The angle is mainly European, but that’s not to say there aren’t lots of US contributions. The first half of the book is the story of writing in Europe, showing how the influences of NYC spread across the oceans and infected a whole continent. The second half of the book focuses specifically on Italy, documenting the rise and growth of the scene there. That might turn some of you off, but trust me when I say this isn’t throwaway content by any means. The images and stories are incredible and it’s clear that the six years spent putting this book together were well spent.

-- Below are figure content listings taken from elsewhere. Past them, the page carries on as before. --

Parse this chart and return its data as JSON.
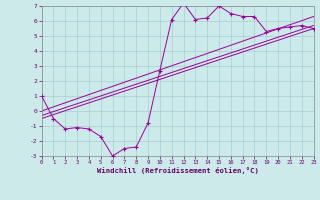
{
  "xlabel": "Windchill (Refroidissement éolien,°C)",
  "bg_color": "#cceaea",
  "grid_color": "#aacccc",
  "line_color": "#990099",
  "marker": "+",
  "xlim": [
    0,
    23
  ],
  "ylim": [
    -3,
    7
  ],
  "xticks": [
    0,
    1,
    2,
    3,
    4,
    5,
    6,
    7,
    8,
    9,
    10,
    11,
    12,
    13,
    14,
    15,
    16,
    17,
    18,
    19,
    20,
    21,
    22,
    23
  ],
  "yticks": [
    -3,
    -2,
    -1,
    0,
    1,
    2,
    3,
    4,
    5,
    6,
    7
  ],
  "main_series_x": [
    0,
    1,
    2,
    3,
    4,
    5,
    6,
    7,
    8,
    9,
    10,
    11,
    12,
    13,
    14,
    15,
    16,
    17,
    18,
    19,
    20,
    21,
    22,
    23
  ],
  "main_series_y": [
    1.0,
    -0.5,
    -1.2,
    -1.1,
    -1.2,
    -1.7,
    -3.0,
    -2.5,
    -2.4,
    -0.8,
    2.7,
    6.1,
    7.2,
    6.1,
    6.2,
    7.0,
    6.5,
    6.3,
    6.3,
    5.3,
    5.5,
    5.6,
    5.7,
    5.5
  ],
  "line1_x": [
    0,
    23
  ],
  "line1_y": [
    -0.5,
    5.5
  ],
  "line2_x": [
    0,
    23
  ],
  "line2_y": [
    -0.3,
    5.7
  ],
  "line3_x": [
    0,
    23
  ],
  "line3_y": [
    0.0,
    6.3
  ],
  "ylabel_size": 5.5,
  "tick_size": 5.0,
  "lw": 0.7
}
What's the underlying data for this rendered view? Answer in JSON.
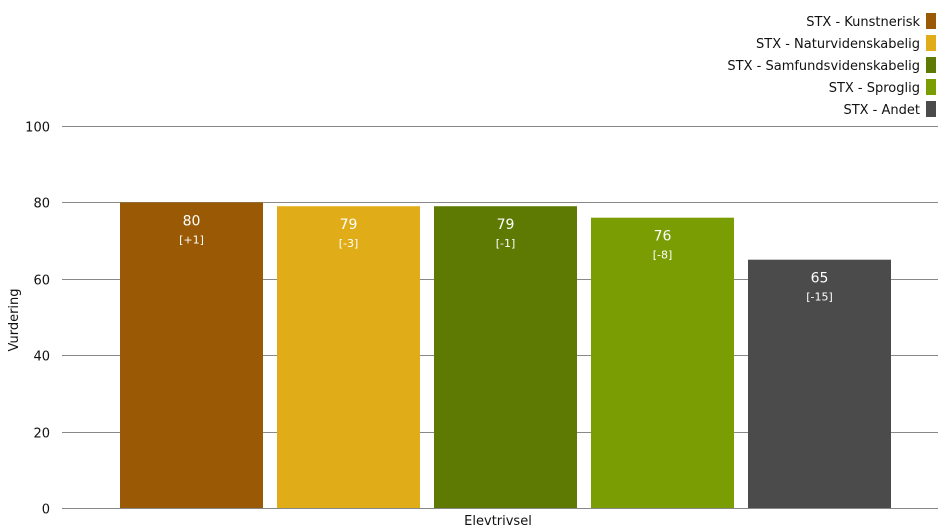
{
  "chart_data": {
    "type": "bar",
    "categories": [
      "Elevtrivsel"
    ],
    "xlabel": "Elevtrivsel",
    "ylabel": "Vurdering",
    "ylim": [
      0,
      100
    ],
    "yticks": [
      0,
      20,
      40,
      60,
      80,
      100
    ],
    "grid": true,
    "legend_position": "top-right",
    "series": [
      {
        "name": "STX - Kunstnerisk",
        "value": 80,
        "delta": "[+1]",
        "color": "#9a5a05"
      },
      {
        "name": "STX - Naturvidenskabelig",
        "value": 79,
        "delta": "[-3]",
        "color": "#e0ad18"
      },
      {
        "name": "STX - Samfundsvidenskabelig",
        "value": 79,
        "delta": "[-1]",
        "color": "#5e7a03"
      },
      {
        "name": "STX - Sproglig",
        "value": 76,
        "delta": "[-8]",
        "color": "#7a9d04"
      },
      {
        "name": "STX - Andet",
        "value": 65,
        "delta": "[-15]",
        "color": "#4b4b4b"
      }
    ]
  }
}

One of my favourite sections was the comprehensive story about T.C.A. (The Chrome Angelz) and how they developed from Zaki Dee’s Trailblazers into one of the world’s most highly regarded crews after their subsequent ‘Spraycan Art’ exposure. Thought Mode 2 and Bando and the guys didn’t hammer the trains upon their European travels? Think again…

Drax, Elk, Coma and Don contributed some great content on the London scene, which was enough reason to buy the book anyway. Real history from the people who created it and not some kid who’s been taking flicks of his best mate’s stenciling career.

There’s a great timeline in the opening chapter that puts the European graffiti movement in parallel with the NYC scene – and plenty of interesting stories about the European writers making their first trips to try their hands at painting the NYC subway system. There’s nice features with various graf magazine editors (including a breakdown of what went down with the guys at Xplicit Grafx when the Parisian crackdown took place a few years back) and a lot of images from some of the best fanzines that have been part of the scene.

For the £30 or whatever it’s retailing at, this is one of few books that’s worth the money. At the time of writing, I’ve had this three weeks and I still haven’t finished reading it. Available from most of your usual online book vendors – and you can check out the official website here.